À la Halte-Saint-Jean, 21 compagnons sans-papiers avaient entamé un mouvement de grève depuis le 1ᵉʳ juillet 2023. Il avait débuté quelques jours après une perquisition de la police des locaux de la compagnie dirigée de main de maître par Anne Saingier et présidée par Pierre Duponchel, par ailleurs responsable du Relais de Bruay-la-Buissière dans le Pas-de-Calais. La police avait été alertée par les compagnons sans-papiers de pratiques abusives (travail sans contrat, rémunérations très minimales, dépassements d’horaires, absence de fiches de paie, contributions excessives aux charges d’hébergement). Ces sans-papiers, auxquels on avait fait faussement miroiter une facilitation pour leur régulation au terme de trois mois de travail, ont été rejoints dans leur mouvement par 9 autres compagnons dans la même situation au sein de la communauté Emmaüs de Nieppe, dirigée par Alexis Kotowski.

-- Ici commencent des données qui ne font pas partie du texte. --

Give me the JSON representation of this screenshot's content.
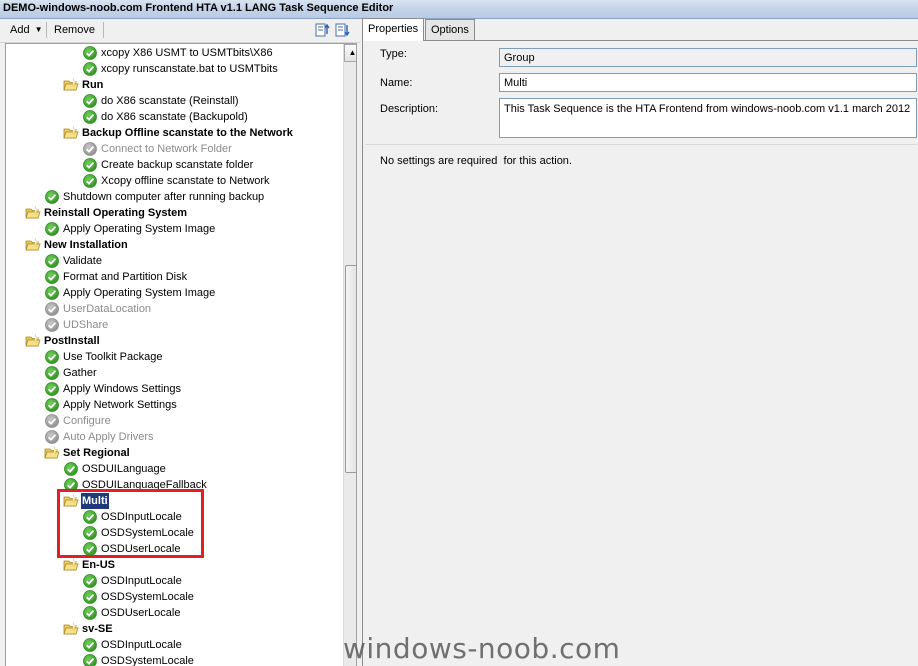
{
  "window": {
    "title": "DEMO-windows-noob.com Frontend HTA v1.1 LANG Task Sequence Editor"
  },
  "toolbar": {
    "add_label": "Add",
    "remove_label": "Remove"
  },
  "tree": {
    "nodes": [
      {
        "label": "xcopy X86 USMT to USMTbits\\X86",
        "type": "step"
      },
      {
        "label": "xcopy runscanstate.bat to USMTbits",
        "type": "step"
      },
      {
        "label": "Run",
        "type": "group"
      },
      {
        "label": "do X86 scanstate (Reinstall)",
        "type": "step"
      },
      {
        "label": "do X86 scanstate (Backupold)",
        "type": "step"
      },
      {
        "label": "Backup Offline scanstate to the Network",
        "type": "group"
      },
      {
        "label": "Connect to Network Folder",
        "type": "disabled"
      },
      {
        "label": "Create backup scanstate folder",
        "type": "step"
      },
      {
        "label": "Xcopy offline scanstate to Network",
        "type": "step"
      },
      {
        "label": "Shutdown computer after running backup",
        "type": "step"
      },
      {
        "label": "Reinstall Operating System",
        "type": "group"
      },
      {
        "label": "Apply Operating System Image",
        "type": "step"
      },
      {
        "label": "New Installation",
        "type": "group"
      },
      {
        "label": "Validate",
        "type": "step"
      },
      {
        "label": "Format and Partition Disk",
        "type": "step"
      },
      {
        "label": "Apply Operating System Image",
        "type": "step"
      },
      {
        "label": "UserDataLocation",
        "type": "disabled"
      },
      {
        "label": "UDShare",
        "type": "disabled"
      },
      {
        "label": "PostInstall",
        "type": "group"
      },
      {
        "label": "Use Toolkit Package",
        "type": "step"
      },
      {
        "label": "Gather",
        "type": "step"
      },
      {
        "label": "Apply Windows Settings",
        "type": "step"
      },
      {
        "label": "Apply Network Settings",
        "type": "step"
      },
      {
        "label": "Configure",
        "type": "disabled"
      },
      {
        "label": "Auto Apply Drivers",
        "type": "disabled"
      },
      {
        "label": "Set Regional",
        "type": "group"
      },
      {
        "label": "OSDUILanguage",
        "type": "step"
      },
      {
        "label": "OSDUILanguageFallback",
        "type": "step"
      },
      {
        "label": "Multi",
        "type": "group",
        "selected": true
      },
      {
        "label": "OSDInputLocale",
        "type": "step"
      },
      {
        "label": "OSDSystemLocale",
        "type": "step"
      },
      {
        "label": "OSDUserLocale",
        "type": "step"
      },
      {
        "label": "En-US",
        "type": "group"
      },
      {
        "label": "OSDInputLocale",
        "type": "step"
      },
      {
        "label": "OSDSystemLocale",
        "type": "step"
      },
      {
        "label": "OSDUserLocale",
        "type": "step"
      },
      {
        "label": "sv-SE",
        "type": "group"
      },
      {
        "label": "OSDInputLocale",
        "type": "step"
      },
      {
        "label": "OSDSystemLocale",
        "type": "step"
      }
    ]
  },
  "tabs": [
    {
      "label": "Properties",
      "active": true
    },
    {
      "label": "Options",
      "active": false
    }
  ],
  "properties": {
    "type_label": "Type:",
    "type_value": "Group",
    "name_label": "Name:",
    "name_value": "Multi",
    "description_label": "Description:",
    "description_value": "This Task Sequence is the HTA Frontend from windows-noob.com v1.1 march 2012",
    "note": "No settings are required  for this action."
  },
  "watermark": "windows-noob.com",
  "colors": {
    "highlight": "#e02028",
    "selection": "#1f3a7a",
    "check_green": "#3aa52a"
  },
  "icons": {
    "step": "green-check-icon",
    "disabled": "grey-check-icon",
    "group": "folder-icon"
  }
}
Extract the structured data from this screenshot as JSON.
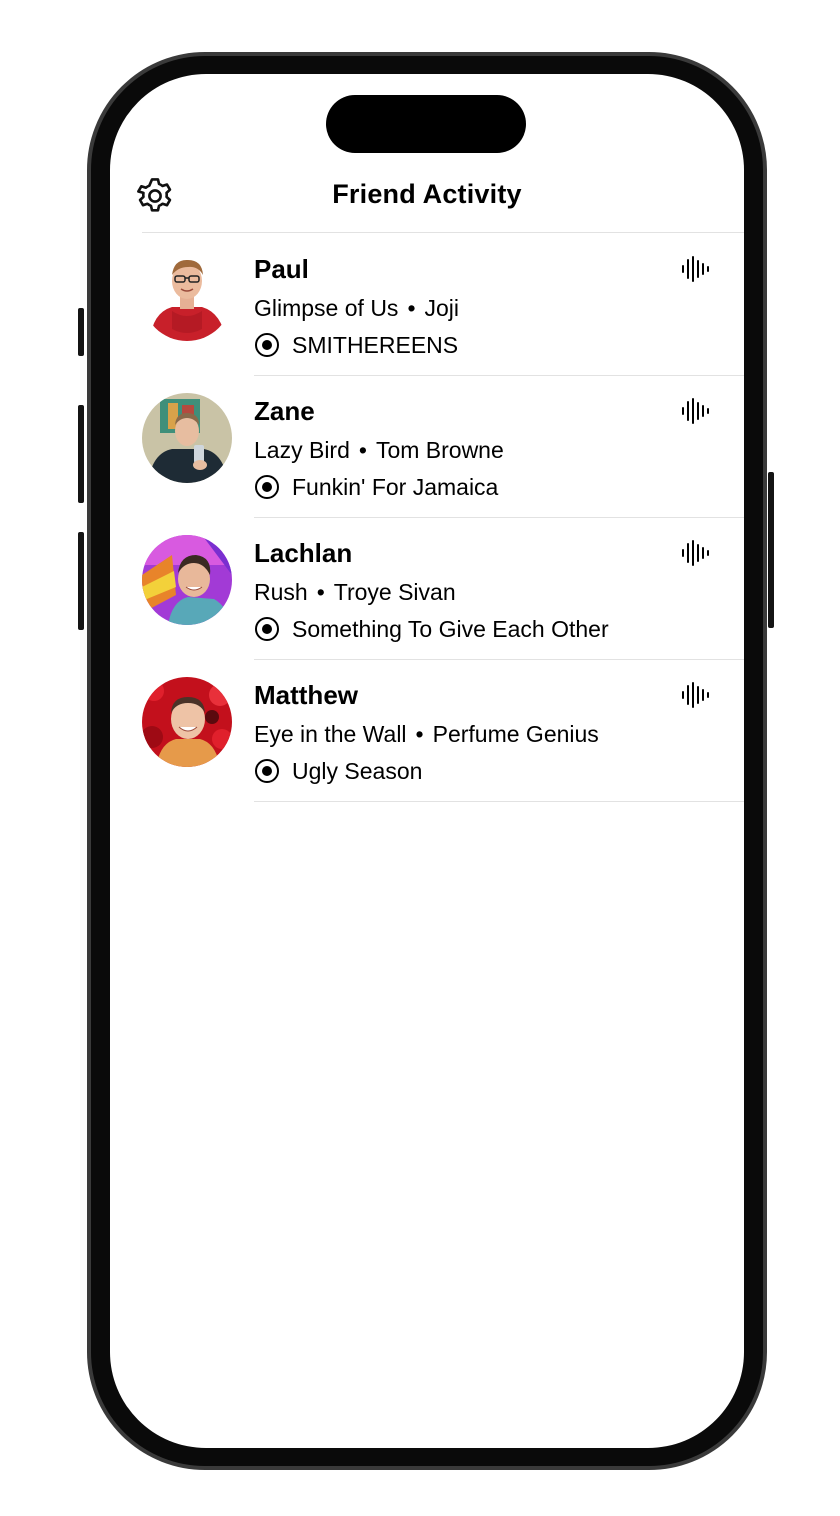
{
  "header": {
    "title": "Friend Activity",
    "settings_icon": "gear-icon"
  },
  "friends": [
    {
      "name": "Paul",
      "track": "Glimpse of Us",
      "artist": "Joji",
      "context": "SMITHEREENS",
      "context_icon": "album-icon",
      "activity_icon": "waveform-icon",
      "avatar": "avatar-photo"
    },
    {
      "name": "Zane",
      "track": "Lazy Bird",
      "artist": "Tom Browne",
      "context": "Funkin' For Jamaica",
      "context_icon": "album-icon",
      "activity_icon": "waveform-icon",
      "avatar": "avatar-photo"
    },
    {
      "name": "Lachlan",
      "track": "Rush",
      "artist": "Troye Sivan",
      "context": "Something To Give Each Other",
      "context_icon": "album-icon",
      "activity_icon": "waveform-icon",
      "avatar": "avatar-photo"
    },
    {
      "name": "Matthew",
      "track": "Eye in the Wall",
      "artist": "Perfume Genius",
      "context": "Ugly Season",
      "context_icon": "album-icon",
      "activity_icon": "waveform-icon",
      "avatar": "avatar-photo"
    }
  ],
  "separator": "•",
  "colors": {
    "background": "#ffffff",
    "text": "#000000",
    "separator": "#e2e2e2",
    "device_frame": "#0a0a0a"
  }
}
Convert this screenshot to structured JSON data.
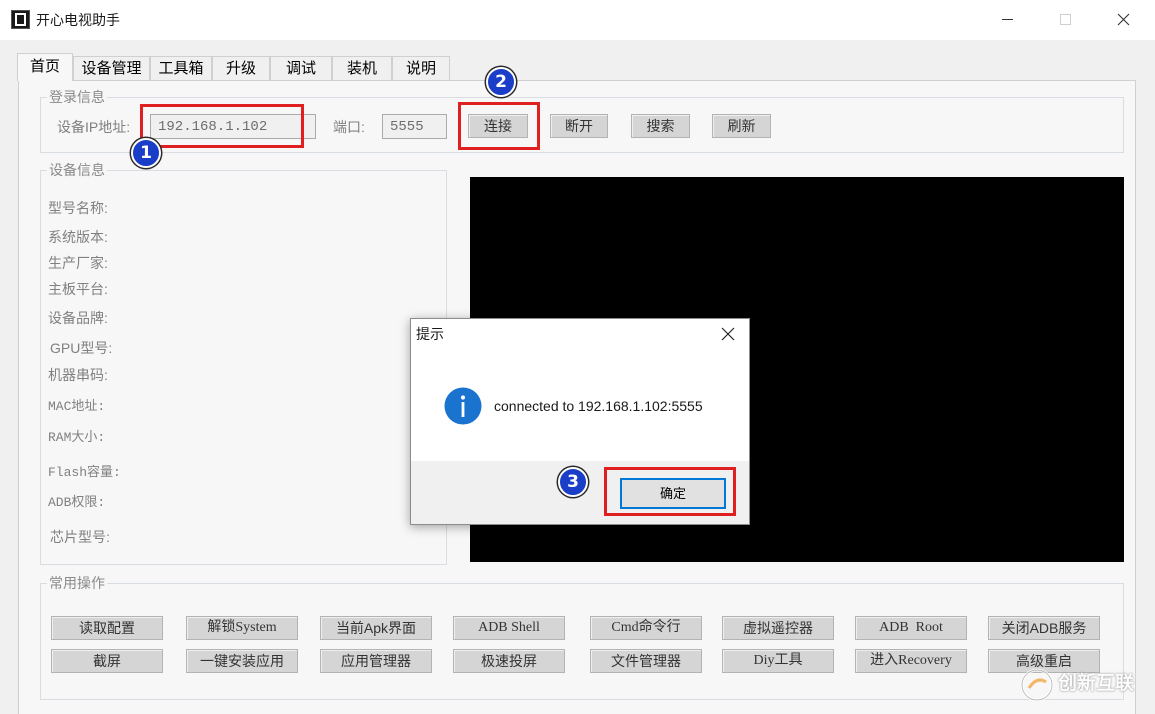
{
  "window": {
    "title": "开心电视助手",
    "icons": {
      "app": "app-icon",
      "minimize": "minimize-icon",
      "maximize": "maximize-icon",
      "close": "close-icon"
    }
  },
  "tabs": [
    {
      "label": "首页",
      "selected": true
    },
    {
      "label": "设备管理",
      "selected": false
    },
    {
      "label": "工具箱",
      "selected": false
    },
    {
      "label": "升级",
      "selected": false
    },
    {
      "label": "调试",
      "selected": false
    },
    {
      "label": "装机",
      "selected": false
    },
    {
      "label": "说明",
      "selected": false
    }
  ],
  "login": {
    "group_label": "登录信息",
    "ip_label": "设备IP地址:",
    "ip_value": "192.168.1.102",
    "port_label": "端口:",
    "port_value": "5555",
    "buttons": {
      "connect": "连接",
      "disconnect": "断开",
      "search": "搜索",
      "refresh": "刷新"
    }
  },
  "device_info": {
    "group_label": "设备信息",
    "fields": [
      "型号名称:",
      "系统版本:",
      "生产厂家:",
      "主板平台:",
      "设备品牌:",
      "GPU型号:",
      "机器串码:",
      "MAC地址:",
      "RAM大小:",
      "Flash容量:",
      "ADB权限:",
      "芯片型号:"
    ]
  },
  "common_ops": {
    "group_label": "常用操作",
    "row1": [
      "读取配置",
      "解锁System",
      "当前Apk界面",
      "ADB Shell",
      "Cmd命令行",
      "虚拟遥控器",
      "ADB  Root",
      "关闭ADB服务"
    ],
    "row2": [
      "截屏",
      "一键安装应用",
      "应用管理器",
      "极速投屏",
      "文件管理器",
      "Diy工具",
      "进入Recovery",
      "高级重启"
    ]
  },
  "dialog": {
    "title": "提示",
    "message": "connected to 192.168.1.102:5555",
    "ok_label": "确定",
    "icon": "info-icon",
    "close_icon": "close-icon"
  },
  "annotations": {
    "markers": [
      "1",
      "2",
      "3"
    ],
    "highlight_color": "#e02020",
    "marker_color": "#1b3ec9"
  },
  "watermark": "创新互联",
  "colors": {
    "window_bg": "#f0f0f0",
    "focus_blue": "#0078d7",
    "info_blue": "#1b73d0",
    "preview_bg": "#000000"
  }
}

Les trois dirigeants d’Emmaüs ont finalement été poursuivis en justice, devant le tribunal de grande instance de Lille. Ils ont été condamnés ce vendredi à des peines de prison avec sursis : 9 mois pour Pierre Duponchel, un an pour Anne Saingier et 6 mois pour Alexis Kotowski. Tous trois ont interdiction de diriger ou de gérer une entreprise d’économie sociale et solidaire pendant cinq ans. Ils devront en outre payer 1000 euros à chacun des compagnons sans-papiers (parties civiles) et verser solidairement 1000 euros à l’Union départementale de la CGT du Nord (soutien des grévistes). S’agissant des cotisations sociales non acquittées, la directrice de la Halte-Saint-Jean devra rembourser 1 082 000 euros à l’Urssaf, Pierre Duponchel et Alexis Kotowski devront verser respectivement 845 000 euros et 292 800 euros à l’organisme de collecte des cotisations sociales. Enfin, Anne Saingier a été reconnue par le tribunal coupable de « harcèlement moral » sur deux salariés.
Les trois dirigeants ont déclaré vouloir faire appel du jugement. Mais ce dernier met en lumière la façon dont on peut exploiter, aujourd’hui, les personnes les plus fragiles et les plus démunies. En l’occurrence, une association aussi emblématique qu’Emmaüs, créée par le non moins emblématique Abbé Pierre, a semble-t-il dévié de sa mission en utilisant des méthodes qui feraient peut-être rougir les figures patronales de ce siècle.